Le 31 mars dernier, des documents révélés par franceinfo montrent que, dès 2005, l’Autorité de sûreté nucléaire (ASN) avait alerté EDF ainsi que Areva sur de nombreux écarts et problèmes de qualité sur les produits de l’usine Creusot Forge. Or, c’est là qu’a été fabriquée la cuve de l’EPR de Flamanville.
Alertée il y a 12 ans de probables défauts de fabrication, Areva n’a effectué des tests qualitatifs qu’en 2014, lors de l’installation de la cuve dans le bâtiment du réacteur. La société en référait alors à l’ASN qui publia laconiquement sur son site internet : “L’ASN a été informée par AREVA d’une anomalie de la composition de l’acier dans certaines zones du couvercle et du fond de la cuve du réacteur de l’EPR de Flamanville”.
Jusque-là, et malgré des suspicions avancées, le projet du réacteur EPR avait donc pu poursuivre sa progression sans jamais être inquiété ni devoir donner de gage sur sa sécurité.
C’est toute la chaîne de contrôle du nucléaire francais qui est aujourd’hui mise en cause.
Un processus de contrôle aberrant
Il y a un an, l’association Notre Affaire à tous et le Comité de Réflexion d’Information et de Lutte Anti Nucléaire (CRILAN) attaquaient l’arrêté du 30 décembre 2015, qui autorise les fabricants d’appareils sous pression nucléaire à déroger à leurs obligations essentielles de sécurité.
En effet, le texte en question permet à un fabricant, dont le produit n’est pas conforme aux normes essentielles de sécurité, de déposer une demande de validation auprès de l’ASN, accompagnée d’une analyse assurant que les “risques sont suffisamment prévenus ou limités”.
C’est également le schéma de contrôle mis en place concernant les anomalies présentes sur la cuve de l’EPR de Flamanville. Ces dernières pourraient ainsi être purement et simplement validées par l’ASN en septembre.
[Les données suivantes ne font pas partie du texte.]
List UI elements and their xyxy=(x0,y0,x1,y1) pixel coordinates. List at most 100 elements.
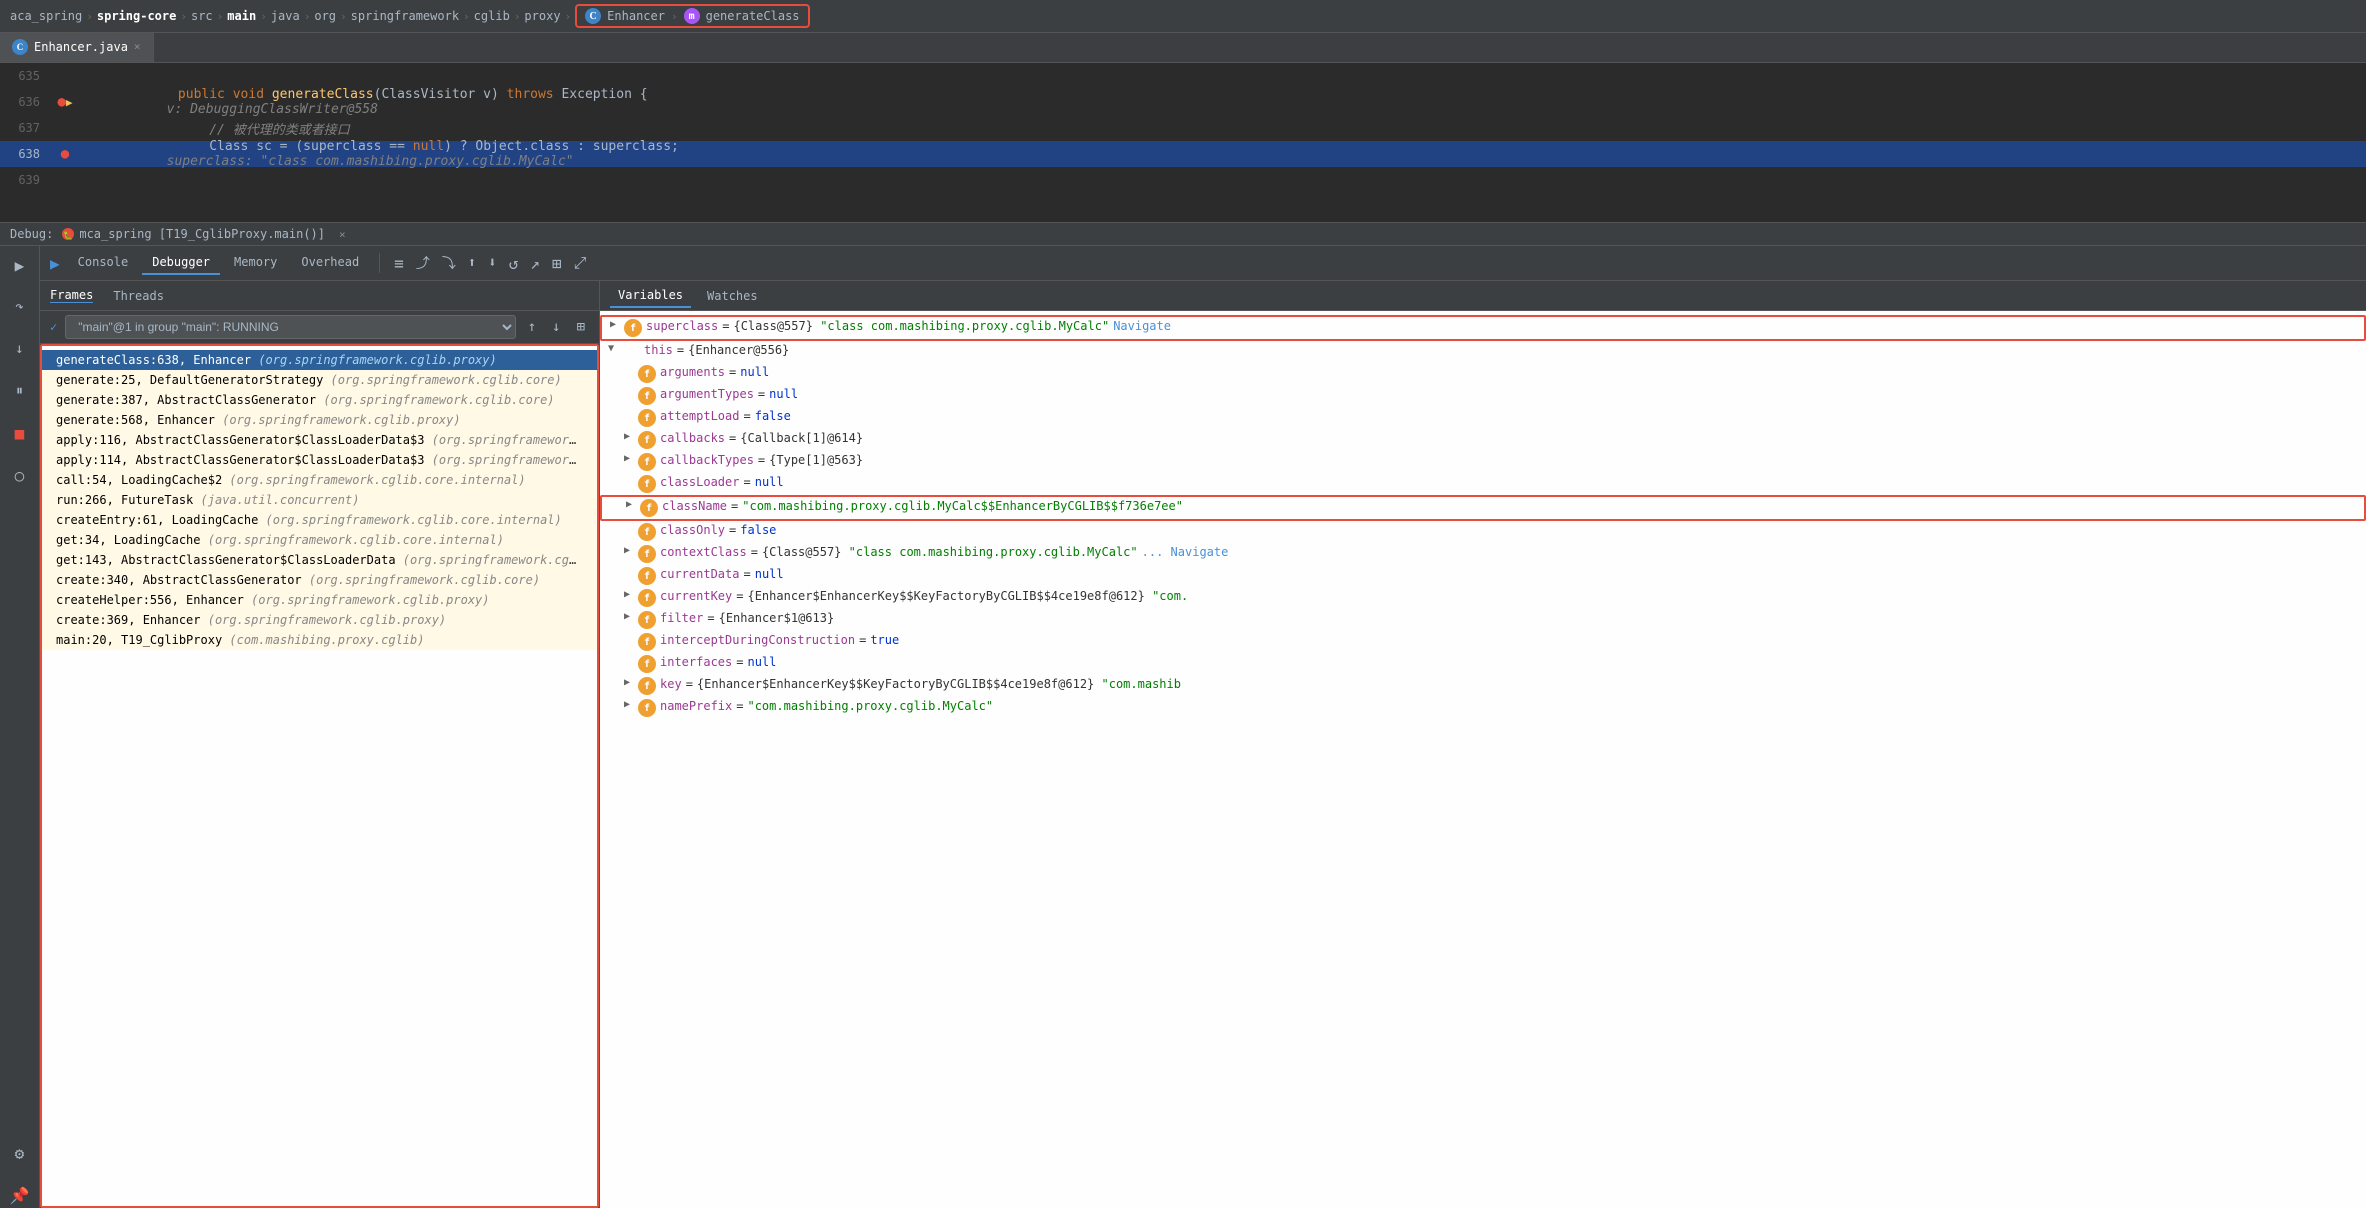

Impensable, surtout lorsque l’on imagine la catastrophe que représenterait la rupture de la cuve en cas d’accident nucléaire.
Pour l’association Notre Affaire à Tous, autoriser une cuve potentiellement fragilisée, c’est faire courir des risques insensés à la population. Nous demandons aux juges d’annuler ce chèque en blanc que le gouvernement semble avoir signé aux acteurs du nucléaire sur le dos de la sécurité des Français.es.
Nous allons obliger l’Etat à nous donner une réponse !
Pour l’instant, le gouvernement n’a pas souhaité répondre aux arguments que nous avons soulevés devant le Conseil d’Etat. Nous sommes donc contraints de sommer l’administration de conclure.
Pour l’association Notre affaire à tous, le système mis en place est à l’origine des scandales à répétition qui frappent l’industrie du nucléaire. La loi laisse aux industriels le soin de déclarer leur défaillance, au lieu de garantir le respect effectif des normes essentielles de sécurité.
L’ASN est ensuite placée devant le fait accompli. Or, on peut légitimement douter de la possibilité pour l’autorité de sûreté nucléaire française de prendre une décision qui s’impose pourtant, mais qui aurait pour conséquence de condamner financièrement le projet de l’EPR francais.
Alors qu’AREVA et EDF sont menacés financièrement, la politique de l’atome, incapable de reconnaître ses erreurs, entraîne le contribuable et le citoyen dans sa chute.
Ce rapport de forces économique et politique constitue un réel danger pour la sécurité dans les centrales nucléaires françaises, mais aussi pour la protection des populations vivant en France, pour nos voisins européens et pour les générations futures.